更新料は,法的には,「賃料の補充ないし前払,賃貸借契約を継続するための対価等の趣旨を含む複合的な性質を有するもの」と解されており(【最高裁平成23年7月15日判決】),通常は,賃貸借契約締結時にあらかじめ契約書で「契約更新の際は賃料の●か月分の更新料を支払う」等の特約がある場合や契約更新時に更新料の支払いに関する新たな特約をした場合に支払義務が生じます。

以前は,とりわけ居住用物件で消費者契約法10条の適用があるケースで,このような更新料の特約自体の有効性が争われることがしばしばありましたが,現在では,一義的かつ具体的に記載された更新料の特約は,当該更新料の額が賃料の額,賃貸借契約が更新される期間等に照らし高額に過ぎるなどの特段の事情がない限り原則として有効と解されています(前掲【最高裁平成23年7月15日判決】)。

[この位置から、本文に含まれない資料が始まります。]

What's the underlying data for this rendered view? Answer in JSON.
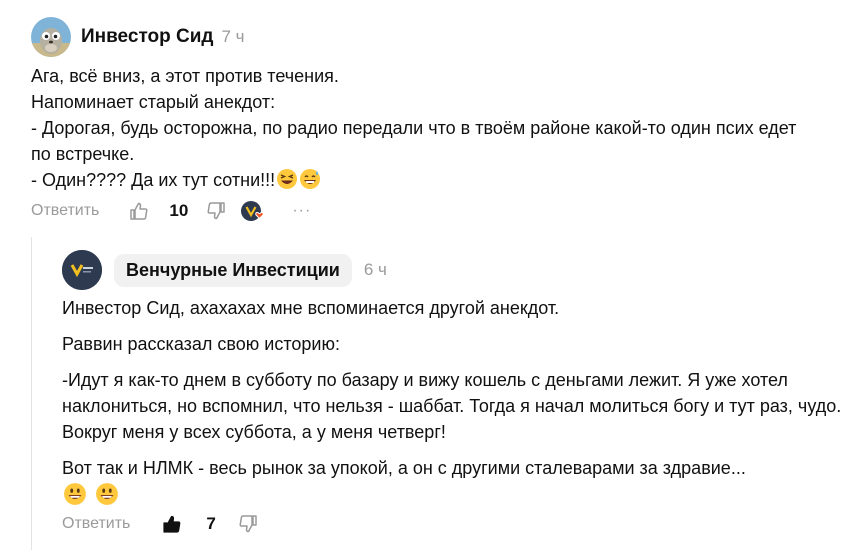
{
  "comment": {
    "author": "Инвестор Сид",
    "time": "7 ч",
    "lines": [
      "Ага, всё вниз, а этот против течения.",
      "Напоминает старый анекдот:",
      "- Дорогая, будь осторожна, по радио передали что в твоём районе какой-то один псих едет по встречке.",
      "- Один???? Да их тут сотни!!!"
    ],
    "reply_label": "Ответить",
    "likes": "10",
    "more_glyph": "···"
  },
  "reply": {
    "author": "Венчурные Инвестиции",
    "time": "6 ч",
    "paragraphs": [
      "Инвестор Сид, ахахахах мне вспоминается другой анекдот.",
      "Раввин рассказал свою историю:",
      "-Идут я как-то днем в субботу по базару и вижу кошель с деньгами лежит. Я уже хотел наклониться, но вспомнил, что нельзя - шаббат. Тогда я начал молиться богу и тут раз, чудо. Вокруг меня у всех суббота, а у меня четверг!",
      "Вот так и НЛМК - весь рынок за упокой, а он с другими сталеварами за здравие..."
    ],
    "reply_label": "Ответить",
    "likes": "7"
  },
  "colors": {
    "muted": "#9a9a9a",
    "thread_line": "#e3e3e3",
    "chip_bg": "#f1f1f1",
    "emoji_yellow": "#ffc83d",
    "heart": "#f05a28"
  },
  "icons": [
    "avatar-sid",
    "avatar-venture",
    "laughing-emoji",
    "grinning-emoji",
    "thumbs-up-icon",
    "thumbs-down-icon",
    "reaction-avatar-icon",
    "more-icon"
  ]
}
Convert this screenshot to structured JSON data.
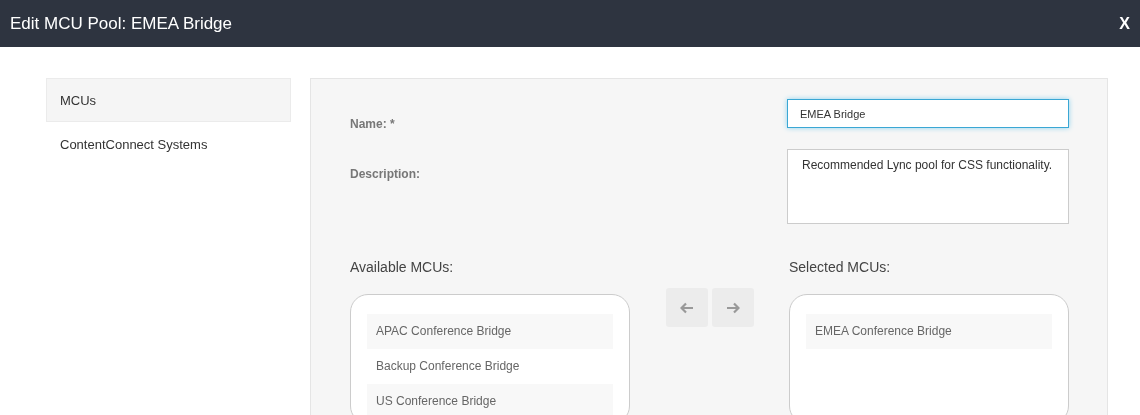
{
  "window": {
    "title": "Edit MCU Pool: EMEA Bridge",
    "close": "X"
  },
  "sidebar": {
    "items": [
      {
        "label": "MCUs",
        "selected": true
      },
      {
        "label": "ContentConnect Systems",
        "selected": false
      }
    ]
  },
  "form": {
    "name_label": "Name: *",
    "name_value": "EMEA Bridge",
    "description_label": "Description:",
    "description_value": "Recommended Lync pool for CSS functionality."
  },
  "available": {
    "label": "Available MCUs:",
    "items": [
      "APAC Conference Bridge",
      "Backup Conference Bridge",
      "US Conference Bridge"
    ]
  },
  "selected": {
    "label": "Selected MCUs:",
    "items": [
      "EMEA Conference Bridge"
    ]
  }
}
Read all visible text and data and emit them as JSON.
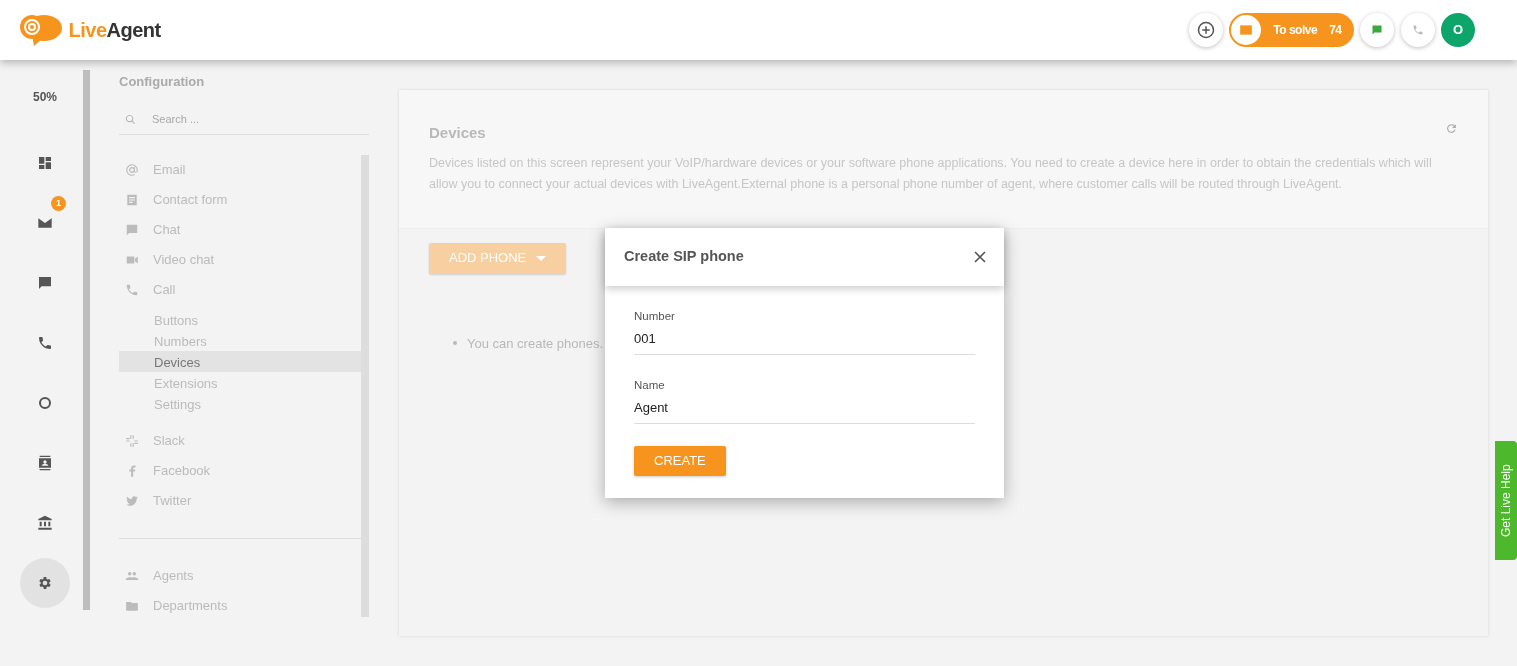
{
  "header": {
    "logo": {
      "primary": "Live",
      "secondary": "Agent"
    },
    "to_solve": {
      "label": "To solve",
      "count": "74"
    },
    "avatar": {
      "initial": "O"
    }
  },
  "rail": {
    "zoom": "50%",
    "items": [
      {
        "kind": "dashboard",
        "selected": false
      },
      {
        "kind": "email",
        "badge": "1",
        "selected": false
      },
      {
        "kind": "chat",
        "selected": false
      },
      {
        "kind": "call",
        "selected": false
      },
      {
        "kind": "reports",
        "selected": false
      },
      {
        "kind": "contacts",
        "selected": false
      },
      {
        "kind": "knowledgebase",
        "selected": false
      },
      {
        "kind": "settings",
        "selected": true
      }
    ]
  },
  "config": {
    "title": "Configuration",
    "search": {
      "placeholder": "Search ..."
    },
    "groups": [
      {
        "items": [
          {
            "label": "Email",
            "selected": false
          },
          {
            "label": "Contact form",
            "selected": false
          },
          {
            "label": "Chat",
            "selected": false
          },
          {
            "label": "Video chat",
            "selected": false
          },
          {
            "label": "Call",
            "selected": false,
            "children": [
              {
                "label": "Buttons",
                "selected": false
              },
              {
                "label": "Numbers",
                "selected": false
              },
              {
                "label": "Devices",
                "selected": true
              },
              {
                "label": "Extensions",
                "selected": false
              },
              {
                "label": "Settings",
                "selected": false
              }
            ]
          }
        ]
      },
      {
        "items": [
          {
            "label": "Slack",
            "selected": false
          },
          {
            "label": "Facebook",
            "selected": false
          },
          {
            "label": "Twitter",
            "selected": false
          }
        ]
      },
      {
        "items": [
          {
            "label": "Agents",
            "selected": false
          },
          {
            "label": "Departments",
            "selected": false
          }
        ]
      }
    ]
  },
  "main": {
    "title": "Devices",
    "description": "Devices listed on this screen represent your VoIP/hardware devices or your software phone applications. You need to create a device here in order to obtain the credentials which will allow you to connect your actual devices with LiveAgent.External phone is a personal phone number of agent, where customer calls will be routed through LiveAgent.",
    "add_button": "ADD PHONE",
    "notes": [
      "You can create phones."
    ]
  },
  "modal": {
    "title": "Create SIP phone",
    "fields": [
      {
        "label": "Number",
        "value": "001"
      },
      {
        "label": "Name",
        "value": "Agent"
      }
    ],
    "submit": "CREATE"
  },
  "live_help": "Get Live Help"
}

なお,更新料は,上記の通り賃料の補充ないし前払の趣旨が含まれるものの,複合的な性質有することから,賃貸借契約が中途解約されたとしても,当然には,更新料を契約期間で除した残存期間に対応する金額の返還を請求できるものではありません(【東京地裁平成29年11月27日判決】)。

【消費者契約法10条】
消費者の不作為をもって当該消費者が新たな消費者契約の申込み又はその承諾の意思表示をしたものとみなす条項その他の法令中の公の秩序に関しない規定の適用による場合に比して消費者の権利を制限し又は消費者の義務を加重する消費者契約の条項であって、民法第一条第二項に規定する基本原則に反して消費者の利益を一方的に害するものは、無効とする。

【借地借家法9条】
この節の規定に反する特約で借地権者に不利なものは、無効とする。

【借地借家法30条】
この節の規定に反する特約で建物の賃借人に不利なものは、無効とする。

【最高裁平成23年7月15日判決】
更新料は,期間が満了し,賃貸借契約を更新する際に,賃借人と賃貸人との間で授受される金員である。
これがいかなる性質を有するかは,賃貸借契約成立前後の当事者双方の事情,更新料条項が成立するに至った経緯その他諸般の事情を総合考量し,具体的事実関係に即して判断されるべきであるが,更新料は,賃料と共に賃貸人の事業の収益の一部を構成するのが通常であり,その支払により賃借人は円満に物件の使用を継続することができることからすると,更新料は,一般に,賃料の補充ないし前払,賃貸借契約を継続するための対価等の趣旨を含む複合的な性質を有するものと解するのが相当である。
<中略>
賃貸借契約書に一義的かつ具体的に記載された更新料条項は,更新料の額が賃料の額,賃貸借契約が更新される期間等に照らし高額に過ぎるなどの特段の事情がない限り,消費者契約法10条にいう「民法第1条第2項に規定する基本原則に反して消費者の利益を一方的に害するもの」には当たらないと解するのが相当である。
これを本件についてみると,前記認定事実によれば,本件条項は本件契約書に一義的かつ明確に記載されているところ,その内容は,更新料の額を賃料の2か月分とし,本件賃貸借契約が更新される期間を1年間とするものであって,上記特段の事情が存するとはいえず,これを消費者契約法10条により無効とすることはできない。
また,これまで説示したところによれば,本件条項を,借地借家法30条にいう同法第3章第1節の規定に反する特約で建物の賃借人に不利なものということもできない。

【東京地裁平成29年11月27日判決】
建物賃貸借契約における更新料は,一般的に賃料の補充ないし前払,賃貸借契約を継続するための対価等の趣旨を含む複合的な性質を有すると解されているものであって(本件賃貸借契約において,別異に解すべき特段の事情は何らうかがわれない),更新料は,更新後の契約年数が複数年に渡る場合に,1年毎の賃貸借契約期間に対応するものとして単純に分割できるものではない
そうすると,本件は,前記のとおり,更新後の賃貸借契約がその期間の途中で合意解約されたものではあるが,更新料を契約期間で除して,残契約期間に相当する金額の返還を当然に請求できるものではない。 

2.合意更新の場合
賃貸借契約が更新されるケースは,大きく合意更新と法定更新とがあります。

このうち,合意更新には,更新時に当事者間で新たに更新契約書を締結する場合(明示的な合意更新)のほか,当初の賃貸借契約書に「期間満了の1か月前まで賃借人が異議を述べないときは,賃貸借契約は同一条件で同一期間自動更新される」というようないわゆる自動更新特約があり賃借人が期間内に異議を述べなかった場合(いわば黙示の合意更新)も含まれます。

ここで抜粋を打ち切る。